Anoxia-Reoxygenation Regulates Mitochondrial Dynamics through the Hypoxia Response Pathway,SKN-1/Nrf,and Stomatin-Like Protein STL-1/SLP-2

Many aerobic organisms encounter oxygen-deprived environments and thus must have adaptive mechanisms to survive such stress. It is important to understand how mitochondria respond to oxygen deprivation given the critical role they play in using oxygen to generate cellular energy. Here we examine mitochondrial stress response in C. elegans, which adapt to extreme oxygen deprivation (anoxia, less than 0.1% oxygen) by entering into a reversible suspended animation state of locomotory arrest. We show that neuronal mitochondria undergo DRP-1-dependent fission in response to anoxia and undergo refusion upon reoxygenation.

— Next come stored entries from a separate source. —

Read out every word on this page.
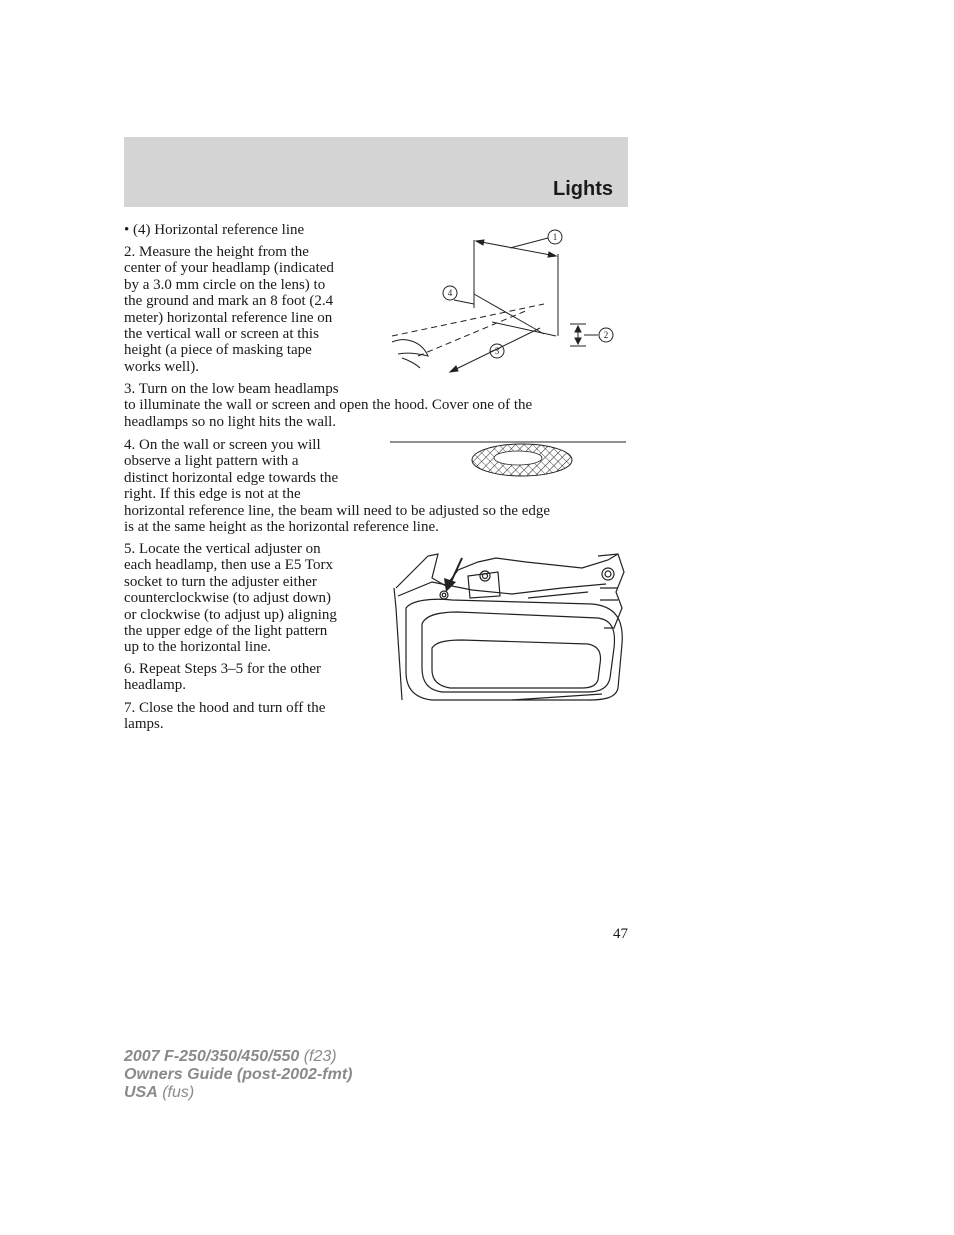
Lights

• (4) Horizontal reference line

2. Measure the height from the
center of your headlamp (indicated
by a 3.0 mm circle on the lens) to
the ground and mark an 8 foot (2.4
meter) horizontal reference line on
the vertical wall or screen at this
height (a piece of masking tape
works well).

3. Turn on the low beam headlamps
to illuminate the wall or screen and open the hood. Cover one of the
headlamps so no light hits the wall.

4. On the wall or screen you will
observe a light pattern with a
distinct horizontal edge towards the
right. If this edge is not at the
horizontal reference line, the beam will need to be adjusted so the edge
is at the same height as the horizontal reference line.

5. Locate the vertical adjuster on
each headlamp, then use a E5 Torx
socket to turn the adjuster either
counterclockwise (to adjust down)
or clockwise (to adjust up) aligning
the upper edge of the light pattern
up to the horizontal line.

6. Repeat Steps 3–5 for the other
headlamp.

7. Close the hood and turn off the
lamps.

1
2
3
4
47
2007 F-250/350/450/550 (f23)
Owners Guide (post-2002-fmt)
USA (fus)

The hypoxia response pathway, including EGL-9 and HIF-1, is not required for anoxia-induced fission, but does regulate mitochondrial reconstitution during reoxygenation. Mutants for egl-9 exhibit a rapid refusion of mitochondria and a rapid behavioral recovery from suspended animation during reoxygenation; both phenotypes require HIF-1. Mitochondria are significantly larger in egl-9 mutants after reoxygenation, a phenotype similar to stress-induced mitochondria hyperfusion (SIMH). Anoxia results in mitochondrial oxidative stress, and the oxidative response factor SKN-1/Nrf is required for both rapid mitochondrial refusion and rapid behavioral recovery during reoxygenation. In response to anoxia, SKN-1 promotes the expression of the mitochondrial resident protein Stomatin-like 1 (STL-1), which helps facilitate mitochondrial dynamics following anoxia. Our results suggest the existence of a conserved anoxic stress response involving changes in mitochondrial fission and fusion.